En août 2014, une grande vague d’arrestations frappe la société civile. Les bureaux de son ONG IRFS (Institut pour la liberté et la sécurité des reporters) sont fermés par la police. L’activiste craint pour sa sécurité personnelle et décide de trouver refuge à l’ambassade de Suisse. Pour entrer, il se teint les cheveux et la barbe en blond afin de ne pas être reconnu par la police.

Derrière les barreaux 
ou en exil

Il reste calfeutré dans l’ambassade durant de longs mois. La diplomatie suisse négocie une solution en secret avec les autorités azerbaïdjanaises. Son départ du pays est finalement organisé le 12 juin 2015, peu après la cérémonie d’ouverture des premiers Jeux européens, la déclinaison continentale des Jeux olympiques. Pour l’Azerbaïdjan, ces jeux sont une vaste opération de communication financée grâce à ses pétrodollars. Son but : redorer l’image du pays ternie par les pratiques antidémocratiques du régime.

De nombreux dirigeants étrangers sont dans les tribunes, dont le conseiller fédéral suisse chargé des Affaires étrangères. Après la cérémonie, Emin Huseynov quitte définitivement le territoire dans l’avion du responsable politique.

« Je devais partir en Suisse pour sauver ma peau », confie-t-il. Quelques semaines après son départ, son ami et collègue Rasim Aliyev, le président d’IRFS, décède d’une hémorragie interne dans des circonstances troubles, après avoir été lynché en pleine rue.

Le défenseur des droits humains continue désormais ses activités de plaidoyer depuis Genève et voyage fréquemment dans les différentes capitales européennes. « En Azerbaïdjan, la situation est de plus en plus désespérante », déplore-t-il. « L’Union européenne a une position attentiste par rapport au régime Aliyev, en raison notamment de l’accord sur le corridor gazier sud-européen. » Initiative de l’Union européenne pour diminuer sa dépendance envers la Russie, le nouveau gazoduc reliant l’Azerbaïdjan à l’Italie devrait en effet être mis en service en 2020.

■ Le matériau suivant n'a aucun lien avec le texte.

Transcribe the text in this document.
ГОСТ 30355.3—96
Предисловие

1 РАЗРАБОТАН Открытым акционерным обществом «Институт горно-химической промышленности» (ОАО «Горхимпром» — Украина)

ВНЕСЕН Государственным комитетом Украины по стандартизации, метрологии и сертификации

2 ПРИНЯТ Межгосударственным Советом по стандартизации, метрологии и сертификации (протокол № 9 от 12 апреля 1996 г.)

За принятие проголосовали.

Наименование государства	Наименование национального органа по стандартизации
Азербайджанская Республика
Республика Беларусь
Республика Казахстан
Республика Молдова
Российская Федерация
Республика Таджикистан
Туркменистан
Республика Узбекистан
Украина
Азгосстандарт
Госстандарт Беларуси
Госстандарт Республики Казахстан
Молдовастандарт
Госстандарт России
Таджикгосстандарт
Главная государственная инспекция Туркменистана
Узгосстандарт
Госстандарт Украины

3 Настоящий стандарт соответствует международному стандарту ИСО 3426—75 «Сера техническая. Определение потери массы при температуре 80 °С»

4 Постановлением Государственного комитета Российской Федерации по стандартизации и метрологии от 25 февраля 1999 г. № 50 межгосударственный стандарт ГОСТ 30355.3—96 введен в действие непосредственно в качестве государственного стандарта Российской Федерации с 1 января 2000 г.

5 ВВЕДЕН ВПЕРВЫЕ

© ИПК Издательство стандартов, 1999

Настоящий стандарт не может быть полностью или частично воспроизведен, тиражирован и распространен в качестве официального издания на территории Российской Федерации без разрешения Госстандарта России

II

Malgré de nombreuses pressions et deux années d’emprisonnement, son frère cadet n’a jamais pensé à quitter le pays. Le jeune blogueur, qui travaille aussi pour IRFS, est dans le collimateur des autorités depuis 2012, année où l’Azerbaïdjan accueille un autre grand événement médiatique : la finale de l’Eurovision, une occasion que Mehman Huseynov voulait utiliser pour sensibiliser l’opinion publique internationale aux violations des droits humains commises par le pouvoir azerbaïdjanais.

Avec sa tignasse brune rasée sur les côtés, son sourcil gauche naturellement coupé en deux, son sourire juvénile et sa faconde, Mehman Huseynov est devenu en quelques années une personnalité publique grâce à des vidéos diffusées sur Facebook où il se met souvent en scène.

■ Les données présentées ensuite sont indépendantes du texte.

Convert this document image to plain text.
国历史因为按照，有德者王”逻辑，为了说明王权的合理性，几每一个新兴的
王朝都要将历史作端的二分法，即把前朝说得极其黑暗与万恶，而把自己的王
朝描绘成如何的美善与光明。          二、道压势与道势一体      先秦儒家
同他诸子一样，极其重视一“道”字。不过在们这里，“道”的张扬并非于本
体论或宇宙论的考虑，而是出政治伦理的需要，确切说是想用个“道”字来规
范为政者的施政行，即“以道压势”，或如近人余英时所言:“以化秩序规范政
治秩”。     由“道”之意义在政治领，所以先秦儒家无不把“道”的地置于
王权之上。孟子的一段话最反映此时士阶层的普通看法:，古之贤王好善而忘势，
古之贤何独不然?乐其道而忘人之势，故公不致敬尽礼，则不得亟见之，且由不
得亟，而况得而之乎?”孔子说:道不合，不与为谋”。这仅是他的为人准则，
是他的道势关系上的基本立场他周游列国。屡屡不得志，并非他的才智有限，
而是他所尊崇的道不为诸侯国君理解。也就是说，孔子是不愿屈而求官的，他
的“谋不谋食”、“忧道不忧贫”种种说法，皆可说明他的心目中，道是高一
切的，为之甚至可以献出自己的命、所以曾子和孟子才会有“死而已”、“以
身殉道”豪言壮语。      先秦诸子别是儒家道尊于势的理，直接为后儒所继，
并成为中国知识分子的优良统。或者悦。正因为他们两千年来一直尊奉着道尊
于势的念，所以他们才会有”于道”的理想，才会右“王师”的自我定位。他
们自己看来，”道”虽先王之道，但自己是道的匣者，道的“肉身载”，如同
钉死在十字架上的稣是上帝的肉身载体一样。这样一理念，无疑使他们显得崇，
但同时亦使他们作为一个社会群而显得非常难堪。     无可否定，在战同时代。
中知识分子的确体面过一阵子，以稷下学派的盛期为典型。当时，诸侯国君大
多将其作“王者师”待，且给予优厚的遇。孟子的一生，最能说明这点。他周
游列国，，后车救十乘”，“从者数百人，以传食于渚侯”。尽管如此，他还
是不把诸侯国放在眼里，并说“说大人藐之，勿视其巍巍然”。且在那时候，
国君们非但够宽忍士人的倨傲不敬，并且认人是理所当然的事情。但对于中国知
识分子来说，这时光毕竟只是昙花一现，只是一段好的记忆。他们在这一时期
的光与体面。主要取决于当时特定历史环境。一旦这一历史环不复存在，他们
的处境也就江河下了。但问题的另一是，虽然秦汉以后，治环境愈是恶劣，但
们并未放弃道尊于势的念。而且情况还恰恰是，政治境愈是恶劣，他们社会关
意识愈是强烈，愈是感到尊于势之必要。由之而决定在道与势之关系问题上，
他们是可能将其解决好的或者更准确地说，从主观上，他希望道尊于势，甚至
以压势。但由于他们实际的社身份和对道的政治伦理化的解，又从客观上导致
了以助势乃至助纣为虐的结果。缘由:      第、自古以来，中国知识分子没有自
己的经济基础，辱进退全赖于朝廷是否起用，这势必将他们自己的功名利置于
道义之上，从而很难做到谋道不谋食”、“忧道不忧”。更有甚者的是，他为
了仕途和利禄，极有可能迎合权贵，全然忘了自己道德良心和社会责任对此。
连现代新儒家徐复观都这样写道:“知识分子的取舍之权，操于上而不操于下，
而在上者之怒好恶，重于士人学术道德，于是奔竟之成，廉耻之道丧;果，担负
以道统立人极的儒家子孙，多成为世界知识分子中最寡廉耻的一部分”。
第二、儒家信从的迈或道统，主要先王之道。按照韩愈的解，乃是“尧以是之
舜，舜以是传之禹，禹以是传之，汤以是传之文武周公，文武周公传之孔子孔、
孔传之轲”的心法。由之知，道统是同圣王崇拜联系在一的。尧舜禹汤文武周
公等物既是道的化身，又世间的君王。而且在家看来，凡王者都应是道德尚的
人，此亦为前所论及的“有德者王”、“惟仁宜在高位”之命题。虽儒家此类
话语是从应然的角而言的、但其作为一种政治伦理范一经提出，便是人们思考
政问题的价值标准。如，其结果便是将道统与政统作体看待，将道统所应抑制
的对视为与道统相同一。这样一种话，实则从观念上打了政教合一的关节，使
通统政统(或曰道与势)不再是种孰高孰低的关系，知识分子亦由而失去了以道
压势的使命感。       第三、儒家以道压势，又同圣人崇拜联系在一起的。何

« Mehman est une sorte de Navalni, l’opposant politique russe. C’est le visage du mouvement anticorruption, les gens le reconnaissent dans la rue, même dans les villages. Sa popularité est dix fois plus importante que la mienne », note avec humour son frère.

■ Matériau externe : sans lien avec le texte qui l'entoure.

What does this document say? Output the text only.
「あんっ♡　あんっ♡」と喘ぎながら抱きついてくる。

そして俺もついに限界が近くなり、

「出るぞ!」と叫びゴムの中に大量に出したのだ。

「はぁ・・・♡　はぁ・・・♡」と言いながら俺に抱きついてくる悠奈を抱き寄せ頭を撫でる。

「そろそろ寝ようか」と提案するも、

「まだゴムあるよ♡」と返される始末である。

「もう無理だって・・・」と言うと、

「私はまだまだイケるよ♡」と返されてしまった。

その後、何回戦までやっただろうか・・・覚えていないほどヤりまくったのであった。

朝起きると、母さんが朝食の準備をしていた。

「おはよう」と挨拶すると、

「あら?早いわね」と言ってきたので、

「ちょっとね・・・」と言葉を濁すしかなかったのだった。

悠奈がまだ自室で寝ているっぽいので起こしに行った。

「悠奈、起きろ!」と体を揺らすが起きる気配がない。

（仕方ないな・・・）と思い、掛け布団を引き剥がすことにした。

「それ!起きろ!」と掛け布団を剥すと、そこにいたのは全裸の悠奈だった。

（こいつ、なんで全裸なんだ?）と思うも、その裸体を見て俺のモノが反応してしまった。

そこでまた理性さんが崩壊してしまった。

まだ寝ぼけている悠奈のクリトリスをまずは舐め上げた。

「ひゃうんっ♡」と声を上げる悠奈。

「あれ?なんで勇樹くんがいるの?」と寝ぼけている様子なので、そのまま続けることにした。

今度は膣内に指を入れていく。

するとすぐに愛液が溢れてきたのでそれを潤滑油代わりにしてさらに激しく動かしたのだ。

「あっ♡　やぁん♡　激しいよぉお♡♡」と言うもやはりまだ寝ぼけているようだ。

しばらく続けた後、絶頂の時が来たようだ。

Dans ses vidéos, il aborde avec un regard satirique les problèmes de la vie quotidienne des Azerbaïdjanais-e-s. Durant les mois qui précèdent son arrestation, il réalise une série de reportages portant sur la corruption des hauts dignitaires du régime.

« Je pense que ce sont ses dernières vidéos mettant en cause des personnes spécifiques dans le gouvernement qui lui ont attiré des problèmes », affirme Arzu Geybullayeva, journaliste azerbaïdjanaise basée à Istanbul. « C’est une chose de parler des nids de poule, c’en est une autre d’aller filmer les villas luxueuses construites par des députés ou des ministres. Son travail devenait plus investigatif, et les autorités sont très inquiètes quand elles sont visées par une révélation sérieuse et factuelle. »

Avec son bureau scellé et son directeur en exil, les activités d’IRFS en Azerbaïdjan se sont fortement réduites. Les raisons sont autant politiques que financières : « Nous ne sommes plus en mesure de recevoir de fonds venant de l’étranger », constate amèrement Emin Huseynov. « Plus aucune organisation ne soutient les médias ni les droits humains en Azerbaïdjan. Nous sommes très dépendants de l’aide étrangère, car nous n’avons pas d’autres sources de revenus. Comme tout est contrôlé par l’État, il est impossible de recevoir des dons des citoyens. »

Depuis juin 2015, IRFS a donc redéployé ses activités depuis Tbilissi, la capitale de la Géorgie, qui se trouve à huit heures de route de Baku. « Des journalistes persécutés se réfugient régulièrement ici en cas d’urgence », indique Giorgi Jghenti, le coordinateur local. La maison louée par l’ONG abrite aussi Obyektiv TV, la webtélé d’IRFS qui diffuse des bulletins d’informations sur les violations des droits humains et la répression des opposants en Azerbaïdjan.

« Tout est produit ici, car il est devenu impossible de travailler depuis Bakou », affirme Fira Jabrailova, la présentatrice du programme quotidien. « Mais nous avons des correspondants locaux qui nous envoient des vidéos tournées clandestinement. »

La liberté et la sécurité dont jouissent les journalistes azerbaïdjanais-e-s exilé-e-s en Géorgie sont pourtant précaires. En mai 2017, le journaliste d’investigation Afgan Mukhtarli est mystérieusement kidnappé à Tbilissi avant de réapparaître de l’autre côté de la frontière, où il purge actuellement une peine de six ans de prison.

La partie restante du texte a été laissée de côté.